XVIII
Uno de los mayores placeres de su vida lo estaba sintiendo en estos momentos, haciendo que sus piernas comenzaran a aflojarse, debilitadas tanto por el cansancio como por las caricias de esas inmensas manos, masajeando sus pechos. Se sentía tan tranquila, llena, con él a su lado.
Rodeó ese rostro que permanecía con los ojos fijos en los pechos que acariciaba y lo alzó. Necesitaba hundirse en esa verde mirada. Estas se trabaron, reflejando todo lo que sentían y los corazones pararon. Daba igual quien se movió primero, los labios se unieron con brutalidad, mordiéndose, causando casi dolor, las lenguas enroscándose apasionadas en lo que parecía casi una lucha. Mere empujó contra el lecho a John, de un fuerte empujón, separando brevemente sus bocas para sentarse a horcajadas sobre él.
Quítate los pantalones, cariño, quítatelos gruñó John.
Se arrancaron la ropa como si fueran fieras. Quedó desnudo, excitado, tremendamente excitado, frente a ella, de rodillas en la cama, y solo pudo observarle con la boca abierta mientras tiraba con sus fuertes manos del cinturón de ella y casi le arrancaba el pantalón, hasta lograr separarle los muslos y ahuecar una de esas enormes manos sobre su entrepierna.
Dios, estás húmeda para mí.
No le dejó reaccionar. Para cuando pudo hacerlo la había vuelto de espaldas contra los almohadones, aplastada por ese musculoso cuerpo, que seguía besándola, mordiéndole desesperado.
Lanzó un bronco grito. Por todos los..., la había penetrado con una ferocidad que le había dejado sin aliento, mientras sus manos la recorrían entera. No le dio tregua, ni la más mínima. La invadía como un pistón, causando dolor y placer, placer con dolor, un dolor exquisito. Una y otra vez mientras ella recorría y arañaba esa extensa espalda, los músculos moviéndose al ritmo de los furiosos embates. No iba a aguantar, no si seguía así, a ese ritmo pavoroso. Más rápido, cada vez más.
No podía pensar, únicamente sentir los golpetazos de esas caderas contra las suyas y el continuo roce que la volvía loca.
Se contrajo, en su interior, con una furia equiparable a la de las penetraciones y su marido gimió como si estuviera dolorido, roncos gemidos al ritmo de sus propias contracciones hasta que sintió ese calor en su interior mientras las embestidas seguían, más suaves.

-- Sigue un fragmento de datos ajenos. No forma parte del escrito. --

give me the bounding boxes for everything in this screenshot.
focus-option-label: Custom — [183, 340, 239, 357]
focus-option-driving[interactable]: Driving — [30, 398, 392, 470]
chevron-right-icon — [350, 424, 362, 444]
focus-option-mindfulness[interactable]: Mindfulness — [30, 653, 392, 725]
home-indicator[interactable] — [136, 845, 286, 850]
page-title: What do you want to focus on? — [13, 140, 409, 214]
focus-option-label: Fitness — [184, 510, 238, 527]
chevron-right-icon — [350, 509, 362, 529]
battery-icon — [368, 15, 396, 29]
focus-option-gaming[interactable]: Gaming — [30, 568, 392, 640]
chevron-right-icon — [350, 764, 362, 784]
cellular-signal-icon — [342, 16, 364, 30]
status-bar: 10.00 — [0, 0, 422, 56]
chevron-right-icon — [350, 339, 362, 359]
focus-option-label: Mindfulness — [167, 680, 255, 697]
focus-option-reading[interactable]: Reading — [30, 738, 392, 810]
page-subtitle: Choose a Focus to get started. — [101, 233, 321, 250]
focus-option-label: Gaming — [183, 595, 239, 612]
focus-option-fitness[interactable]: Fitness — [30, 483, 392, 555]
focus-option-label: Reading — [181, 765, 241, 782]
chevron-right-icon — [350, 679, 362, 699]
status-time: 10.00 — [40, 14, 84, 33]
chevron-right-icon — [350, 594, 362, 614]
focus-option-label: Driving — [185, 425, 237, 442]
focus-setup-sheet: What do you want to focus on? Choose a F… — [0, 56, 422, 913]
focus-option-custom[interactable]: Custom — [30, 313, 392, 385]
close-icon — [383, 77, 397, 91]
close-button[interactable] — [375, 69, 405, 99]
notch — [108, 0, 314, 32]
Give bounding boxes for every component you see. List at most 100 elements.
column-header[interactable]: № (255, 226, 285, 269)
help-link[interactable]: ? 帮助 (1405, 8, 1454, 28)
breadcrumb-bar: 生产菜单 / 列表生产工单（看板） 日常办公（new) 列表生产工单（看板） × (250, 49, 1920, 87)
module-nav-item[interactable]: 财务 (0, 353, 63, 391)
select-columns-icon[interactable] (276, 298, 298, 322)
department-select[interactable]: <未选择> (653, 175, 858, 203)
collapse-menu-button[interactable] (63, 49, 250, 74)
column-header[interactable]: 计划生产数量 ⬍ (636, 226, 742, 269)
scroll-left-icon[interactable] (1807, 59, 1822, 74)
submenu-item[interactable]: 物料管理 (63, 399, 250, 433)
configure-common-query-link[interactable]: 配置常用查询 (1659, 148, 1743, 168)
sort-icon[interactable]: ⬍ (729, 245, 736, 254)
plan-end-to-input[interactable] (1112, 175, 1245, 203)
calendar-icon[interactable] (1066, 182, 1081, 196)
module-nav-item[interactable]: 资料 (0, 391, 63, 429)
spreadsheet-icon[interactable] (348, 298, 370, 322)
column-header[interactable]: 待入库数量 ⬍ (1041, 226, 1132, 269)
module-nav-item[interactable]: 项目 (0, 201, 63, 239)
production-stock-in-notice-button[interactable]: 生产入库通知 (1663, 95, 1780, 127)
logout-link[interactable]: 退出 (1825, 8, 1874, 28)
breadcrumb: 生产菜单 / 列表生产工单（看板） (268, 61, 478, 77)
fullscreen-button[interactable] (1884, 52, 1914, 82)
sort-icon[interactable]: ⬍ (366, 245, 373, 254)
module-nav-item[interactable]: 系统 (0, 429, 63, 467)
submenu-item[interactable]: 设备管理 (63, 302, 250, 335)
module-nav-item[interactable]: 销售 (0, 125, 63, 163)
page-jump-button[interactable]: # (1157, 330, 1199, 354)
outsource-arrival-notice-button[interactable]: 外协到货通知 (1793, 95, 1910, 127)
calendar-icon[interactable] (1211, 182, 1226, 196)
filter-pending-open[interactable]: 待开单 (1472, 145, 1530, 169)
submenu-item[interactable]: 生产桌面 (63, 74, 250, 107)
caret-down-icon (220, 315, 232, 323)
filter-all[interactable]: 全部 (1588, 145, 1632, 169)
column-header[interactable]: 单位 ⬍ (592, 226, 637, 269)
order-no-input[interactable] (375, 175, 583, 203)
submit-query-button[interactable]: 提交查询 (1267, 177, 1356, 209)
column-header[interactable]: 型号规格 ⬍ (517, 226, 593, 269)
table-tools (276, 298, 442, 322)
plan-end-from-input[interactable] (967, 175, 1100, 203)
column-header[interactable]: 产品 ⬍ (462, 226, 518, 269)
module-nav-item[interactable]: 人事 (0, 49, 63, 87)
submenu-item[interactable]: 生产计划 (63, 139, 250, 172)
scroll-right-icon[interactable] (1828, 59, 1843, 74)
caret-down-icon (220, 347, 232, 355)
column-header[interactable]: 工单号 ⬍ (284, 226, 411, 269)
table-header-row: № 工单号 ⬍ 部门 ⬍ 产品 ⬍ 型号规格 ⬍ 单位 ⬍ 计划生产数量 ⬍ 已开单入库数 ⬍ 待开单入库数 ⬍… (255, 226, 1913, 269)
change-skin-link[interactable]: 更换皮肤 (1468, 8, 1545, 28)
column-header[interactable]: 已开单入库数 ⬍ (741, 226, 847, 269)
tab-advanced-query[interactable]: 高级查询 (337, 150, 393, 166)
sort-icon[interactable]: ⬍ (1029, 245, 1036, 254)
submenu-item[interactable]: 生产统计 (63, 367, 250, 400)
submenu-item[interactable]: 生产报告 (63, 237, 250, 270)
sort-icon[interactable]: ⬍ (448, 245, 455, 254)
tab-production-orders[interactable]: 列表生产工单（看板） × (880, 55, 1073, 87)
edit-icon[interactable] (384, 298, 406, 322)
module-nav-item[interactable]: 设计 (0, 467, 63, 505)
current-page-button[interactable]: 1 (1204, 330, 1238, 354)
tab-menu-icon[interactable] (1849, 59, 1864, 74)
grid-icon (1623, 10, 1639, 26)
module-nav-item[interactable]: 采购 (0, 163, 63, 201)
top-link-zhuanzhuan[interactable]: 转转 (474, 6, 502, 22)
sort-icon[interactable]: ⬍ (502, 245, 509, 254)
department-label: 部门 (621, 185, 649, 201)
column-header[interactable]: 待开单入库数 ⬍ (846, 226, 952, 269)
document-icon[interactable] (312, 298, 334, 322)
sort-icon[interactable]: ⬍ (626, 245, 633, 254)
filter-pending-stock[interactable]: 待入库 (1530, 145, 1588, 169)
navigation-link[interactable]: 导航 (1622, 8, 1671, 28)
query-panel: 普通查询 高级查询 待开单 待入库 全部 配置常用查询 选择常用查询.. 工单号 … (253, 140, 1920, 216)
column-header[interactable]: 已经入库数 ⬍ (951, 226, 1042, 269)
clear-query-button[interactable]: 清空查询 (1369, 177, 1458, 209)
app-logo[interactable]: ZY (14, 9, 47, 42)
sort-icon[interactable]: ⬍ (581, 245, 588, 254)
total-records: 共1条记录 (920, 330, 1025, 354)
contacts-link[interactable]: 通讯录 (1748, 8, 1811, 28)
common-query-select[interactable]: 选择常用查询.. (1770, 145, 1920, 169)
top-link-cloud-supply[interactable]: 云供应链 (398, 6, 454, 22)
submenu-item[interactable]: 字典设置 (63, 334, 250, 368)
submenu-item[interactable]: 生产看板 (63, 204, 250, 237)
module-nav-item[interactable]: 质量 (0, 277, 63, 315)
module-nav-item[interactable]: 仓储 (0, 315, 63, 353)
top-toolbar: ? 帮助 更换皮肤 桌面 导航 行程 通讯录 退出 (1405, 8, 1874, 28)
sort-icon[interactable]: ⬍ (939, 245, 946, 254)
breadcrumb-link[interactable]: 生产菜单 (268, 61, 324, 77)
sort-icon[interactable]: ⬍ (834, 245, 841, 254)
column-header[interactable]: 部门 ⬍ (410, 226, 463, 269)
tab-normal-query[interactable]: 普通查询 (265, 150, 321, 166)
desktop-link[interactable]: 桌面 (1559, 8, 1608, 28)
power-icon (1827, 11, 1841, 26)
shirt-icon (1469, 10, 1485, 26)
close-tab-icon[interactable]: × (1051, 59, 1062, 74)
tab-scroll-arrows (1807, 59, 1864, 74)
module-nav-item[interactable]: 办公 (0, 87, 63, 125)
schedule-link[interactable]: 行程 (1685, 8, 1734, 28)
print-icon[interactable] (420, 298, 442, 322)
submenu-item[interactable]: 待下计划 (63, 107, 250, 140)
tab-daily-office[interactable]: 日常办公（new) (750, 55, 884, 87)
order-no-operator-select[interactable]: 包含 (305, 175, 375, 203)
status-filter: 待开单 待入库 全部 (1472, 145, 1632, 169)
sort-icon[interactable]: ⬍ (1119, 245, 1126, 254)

Dios, estaban totalmente resbaladizos. Pasó una mano por esa húmeda espalda y la otra la posó en la cadera, que ahora se balanceaba con suavidad contra ella mientras él aun permanecía en su interior. También ella estaba resbaladiza de sudor.
Rió y su John alzó la cabeza para mirarla directamente, presionando con su pelvis contra la suya. Madre mía, lo notaba aun inmenso, tan adentro que gimió.
Sintió que, en respuesta, el todavía erecto miembro se contraía, de nuevo totalmente rígido, ensanchando sus paredes internas completamente hasta creer que no podría más.
Dios, enana, ¿qué me haces?
Amarte, solo eso.
¡No podía estar excitándose de nuevo! Por la presión que comenzaba a sentir de nuevo en su interior, la forma en que de nuevo la comenzaba a llenar, no le dejó dudas. Su interior se contrajo de nuevo y él lanzó un gemido susurrante, tierno.
No se saciaban y quizá no lo hicieran en un buen rato. El miedo había sido demasiado intenso y necesitaban sentirse unidos.
Se dejó arrastrar de nuevo por la poderosa corriente que era su marido, con todas sus fuerzas y deseo. Quizá fuera ella quien arrastrara a ambos. No importaba. Lo único que valía era lo que estaban compartiendo, lo que sentían y tenían. Más tarde retornarían a la realidad. No ahora. El ahora era de ellos y de nadie más.